Il procedimento trae origine da una contestazione disciplinare nei confronti di un avvocato del Foro di Lamezia Terme che, per un lungo periodo, non aveva corrisposto i canoni di locazione relativi all’immobile utilizzato come studio professionale. Dal giugno 2016 al dicembre 2018, il professionista avrebbe inoltre omesso il rilascio dell’immobile dopo la convalida dello sfratto per morosità, fino all’esecuzione forzata, subendo anche azioni esecutive per il recupero dei crediti.

Secondo gli atti, la condotta si è tradotta in una situazione di morosità reiterata, accompagnata da procedure giudiziarie, precetti e pignoramenti presso terzi.

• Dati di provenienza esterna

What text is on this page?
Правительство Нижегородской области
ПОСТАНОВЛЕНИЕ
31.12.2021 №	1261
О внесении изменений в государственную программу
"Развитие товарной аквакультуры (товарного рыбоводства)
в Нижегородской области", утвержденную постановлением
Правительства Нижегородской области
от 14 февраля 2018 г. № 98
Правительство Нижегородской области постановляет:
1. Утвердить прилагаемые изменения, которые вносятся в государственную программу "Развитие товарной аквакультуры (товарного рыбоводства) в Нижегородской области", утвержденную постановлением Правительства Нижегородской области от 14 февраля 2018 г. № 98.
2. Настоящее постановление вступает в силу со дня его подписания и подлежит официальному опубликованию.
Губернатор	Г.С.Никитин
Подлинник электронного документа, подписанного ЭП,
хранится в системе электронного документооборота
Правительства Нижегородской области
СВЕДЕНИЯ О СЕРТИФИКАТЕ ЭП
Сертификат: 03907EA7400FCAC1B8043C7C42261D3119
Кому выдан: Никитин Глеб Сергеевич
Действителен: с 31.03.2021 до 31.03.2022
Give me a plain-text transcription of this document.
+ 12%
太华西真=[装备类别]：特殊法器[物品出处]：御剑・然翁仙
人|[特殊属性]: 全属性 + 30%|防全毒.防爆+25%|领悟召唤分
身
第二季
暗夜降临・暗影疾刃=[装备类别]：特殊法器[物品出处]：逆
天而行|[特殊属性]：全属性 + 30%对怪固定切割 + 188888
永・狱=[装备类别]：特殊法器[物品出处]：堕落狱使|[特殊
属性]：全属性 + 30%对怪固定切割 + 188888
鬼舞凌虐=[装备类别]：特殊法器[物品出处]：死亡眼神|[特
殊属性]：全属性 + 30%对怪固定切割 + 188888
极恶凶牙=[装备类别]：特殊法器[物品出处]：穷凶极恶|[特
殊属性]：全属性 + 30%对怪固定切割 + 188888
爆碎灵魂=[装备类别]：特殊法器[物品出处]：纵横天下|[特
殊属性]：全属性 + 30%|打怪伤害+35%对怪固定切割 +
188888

Il Consiglio Distrettuale di Disciplina di Catanzaro apriva procedimento disciplinare, all’esito del quale riteneva provata la violazione degli articoli 9 e 64 del Codice deontologico forense, infliggendo la sanzione della sospensione per tre mesi, impugnata dal legale incolpato davanti al CNF.

La decisione

Il Consiglio Nazionale Forense ha respinto il ricorso, confermando la decisione del Cdd, la congruità della sanzione e ribadendo un principio di particolare rilievo: “Commette illecito disciplinare il professionista che non provveda al puntuale adempimento delle proprie obbligazioni verso i terzi, indipendentemente dalla natura del debito; tanto più grave è la condotta quando, come nel caso di specie, vi siano ingiunzioni che confermino l’inadempimento, o atti di precetto, procedure di sfratto, esecuzioni mobiliari presso terzi, assegnazioni di somme dal G.E., tutte circostanze che compromettono la reputazione non solo del singolo professionista ma di ogni appartenente alla classe forense”.

Invero, ha specificato il Consiglio, “gli obblighi dell’avvocato di mantenere condotte improntate a probità, dignità e decoro, anche al di fuori dell’esercizio strettamente professionale, e di adempiere alle obbligazioni assunte nei confronti dei terzi, anche se estranee all’esercizio della professione, non trovano fondamento solo negli articoli 9 e 64 del codice deontologico forense, ma nella stessa legge n. 247/12, che nel suo articolo 3 al comma II impone che la professione forense sia esercitata con indipendenza, lealtà, probità, dignità, decoro, diligenza e competenza, tenendo conto del rilievo sociale della difesa e rispettando i principi della corretta e leale concorrenza, mentre al comma III prevede che il codice deontologico stabilisce le norme di comportamento che l’avvocato è tenuto ad osservare in via generale e, specificamente, nei suoi rapporti con il cliente, con la controparte, con altri avvocati e con altri professionisti”.